Family Games Publisher Little Orbit Says We Shouldn’t Underestimate Wii U

Matt Scott, founder and CEO of family games publisher Little Orbit, still thinks there’s hope for Nintendo to boost Wii U sales figures. Scott believes part of Nintendo’s problem has been poor marketing around the console, but this can be rectified. He went onto say that he believes Nintendo needs to be more open with consumers and developers.

“The Wii U is an interesting platform: I think it’s challenged, no question,” Scott said. “Every publisher is caught between the audience that’s out there, and the content they want to put out there. You’re always looking for where the audience is playing games.”

“One of the challenges with Wii U started at the very beginning with Nintendo because they couldn’t target a demographic,” he explained. “They had a zombie game and this and that at launch, and with the Wii it was clearly family-oriented off-demographic. They had content that said, this is what the Wii’s all about.”

“With the Wii U, it had two major problems,” he added. “One is that they didn’t lock the demographic down, they had just a bunch of everything. And two, I believe that they mismarketed it. By calling it the Wii U, everybody thought it was an accessory for the Wii, they thought it was a tablet for the Wii.”

“Why not call it the Wii 2? I just think there was consumer confusion and it’s hard to un-ring that bell now since they’ve been out for almost two years.”

“I think it’s got a unique play pattern with the tablet,” Scott said. “I think kids and adults like the feel of the tablet and that play pattern. There are some really exciting asymmetrical things you can do where you’ve got one guy controlling the field and a bunch of people playing next to him with Wii Remotes, and it’s compelling. It’s different.”

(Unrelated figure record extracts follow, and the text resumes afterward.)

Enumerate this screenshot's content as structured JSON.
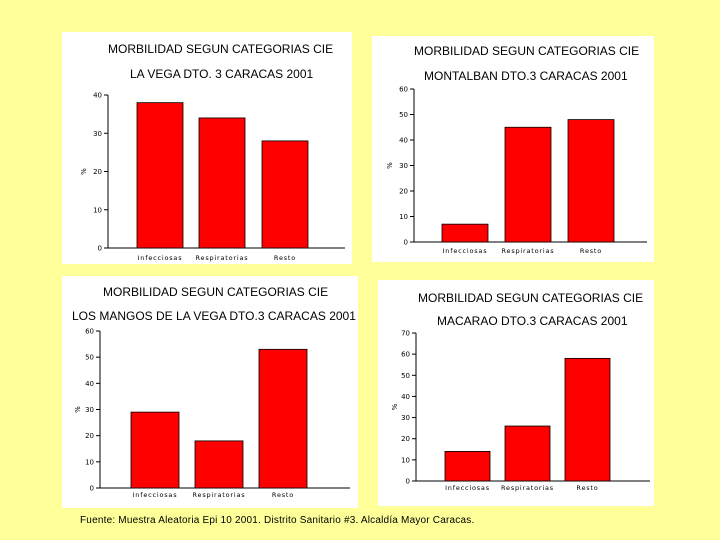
{
  "source_note": "Fuente: Muestra Aleatoria Epi 10 2001. Distrito Sanitario #3. Alcaldía Mayor Caracas.",
  "chart_data": [
    {
      "type": "bar",
      "title": "MORBILIDAD SEGUN CATEGORIAS CIE",
      "subtitle": "LA VEGA DTO. 3 CARACAS 2001",
      "ylabel": "%",
      "xlabel": "",
      "categories": [
        "Infecciosas",
        "Respiratorias",
        "Resto"
      ],
      "values": [
        38,
        34,
        28
      ],
      "ylim": [
        0,
        40
      ],
      "yticks": [
        0,
        10,
        20,
        30,
        40
      ]
    },
    {
      "type": "bar",
      "title": "MORBILIDAD SEGUN CATEGORIAS CIE",
      "subtitle": "MONTALBAN DTO.3 CARACAS 2001",
      "ylabel": "%",
      "xlabel": "",
      "categories": [
        "Infecciosas",
        "Respiratorias",
        "Resto"
      ],
      "values": [
        7,
        45,
        48
      ],
      "ylim": [
        0,
        60
      ],
      "yticks": [
        0,
        10,
        20,
        30,
        40,
        50,
        60
      ]
    },
    {
      "type": "bar",
      "title": "MORBILIDAD SEGUN CATEGORIAS CIE",
      "subtitle": "LOS MANGOS DE LA VEGA DTO.3 CARACAS 2001",
      "ylabel": "%",
      "xlabel": "",
      "categories": [
        "Infecciosas",
        "Respiratorias",
        "Resto"
      ],
      "values": [
        29,
        18,
        53
      ],
      "ylim": [
        0,
        60
      ],
      "yticks": [
        0,
        10,
        20,
        30,
        40,
        50,
        60
      ]
    },
    {
      "type": "bar",
      "title": "MORBILIDAD SEGUN CATEGORIAS CIE",
      "subtitle": "MACARAO DTO.3 CARACAS 2001",
      "ylabel": "%",
      "xlabel": "",
      "categories": [
        "Infecciosas",
        "Respiratorias",
        "Resto"
      ],
      "values": [
        14,
        26,
        58
      ],
      "ylim": [
        0,
        70
      ],
      "yticks": [
        0,
        10,
        20,
        30,
        40,
        50,
        60,
        70
      ]
    }
  ],
  "colors": {
    "bar": "#ff0000",
    "bar_edge": "#000000",
    "background": "#ffff99",
    "panel": "#ffffff"
  }
}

“I think the Wii U should have been the Wii 2,” he reiterated. “I think the consumers that see that, that adopted it — that’s who we’re making games for.”

“Never underestimate Nintendo, right?” he said. “We’ve learned that over and over. Everybody saw GameCube and went oh, this isn’t working, and then it blew us all away. I tend to take a fairly straight view of Nintendo, I think they have a methodology to the ideas they are implementing. I don’t think they are implementing them fast enough, but there are some compelling play patterns between digital products and interaction.”

“Just communicate what you want to do,” he added. “They make great first-party games and design experiences that we all love and that are fun to play, so just tell us what you’re going to do and I think that’s the core problem.”